Image credit: Matias Jacobi / Unsplash
Analía Isabel Gerbaudo, Professor of Literary Theory and Didactics of Language and Literature at the National University of Litoral, Argentina, has been appointed as Global South Visiting Fellow at TORCH (The Oxford Research Centre in the Humanities).
The Global South visitor scheme, which sits in TORCH, is part of a wider aim to diversify the curriculum in Oxford’s humanities departments. The scheme is funded by the Andrew W. Mellon Foundation and is part of TORCH’s ‘Humanities & Identities’ series.

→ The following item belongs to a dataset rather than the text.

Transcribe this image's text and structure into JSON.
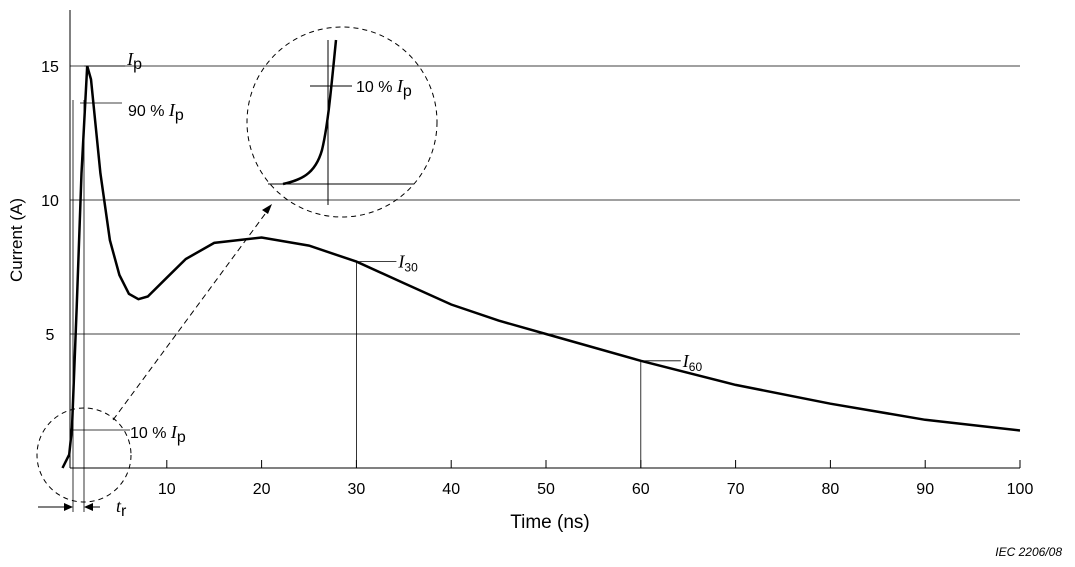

Dr Gerbaudo’s work tackles the difficult, charged and extremely topical question of the relationship between literary studies and political activism. The belief that practising criticism constitutes an important form of activism shapes the mission of the online literary journal that Gerbaudo founded in 2014, El Taco en la Brea, of which she remains the chief editor. It is also reflected in her most recent work as director of the independent publishing house Vera cartonera, linked to the ‘cartonero’ publishing movement which promotes literacy, diversity and social integration in Latin America by providing books at affordable prices. Dr Gerbaudo’s academic and professional work is produced outside the metropolitan context of Buenos Aires and is committed to geographical and social inclusion. She is currently researching the circulation of literary theory and Argentine literature during the last dictatorship and in the post-dictatorship period, especially with regard to questions of censorship, clandestine circulation and translation of texts, and underground reading practices. Gerbaudo is also an active translator and a committed mediator of Argentine literature and cultural politics in the global sphere.
Dr Gerbaudo said: ‘I would like to express my gratitude to those who have helped me develop and draw attention to a topic that I have been researching since 2006, the year I was admitted to the National Council of Scientific and Technical Research (CONICET). I study how Argentine literature and literary theory were taught in public universities in the years following the end of the military dictatorship. More specifically, I am concerned with the “fantasies of nano-intervention” that inspired the practices which my research has contributed to highlighting. Thanks again to all the people involved in the TORCH project for this opportunity.’
Dr Stefano-Maria Evangelista (English), Professor Laura Marcus (English) and Professor Benjamin Bollig (Medieval and Modern Languages) are sponsoring Dr Gerbaudo’s term at the University. While Dr Gerbaudo’s research has recently been published in the Journal of World Literature, her stimulating work remains very little known in Britain. This Global South Visiting Fellowship will provide her with a platform to share her work with English-speaking audiences both within Oxford and more widely, and to engage in ongoing debates in Oxford's Humanities faculties concerning disciplinary and interdisciplinary formations, literary translation, dissemination and the widening of the canon. Dr Gerbaudo’s expertise challenges the Eurocentric model of comparative literature by concentrating on Argentina as a key player in the global transmission of ideas and texts.
Dr Gerbaudo will be based at Oxford’s Faculty of Medieval and Modern Languages and Trinity College during Michaelmas Term 2019.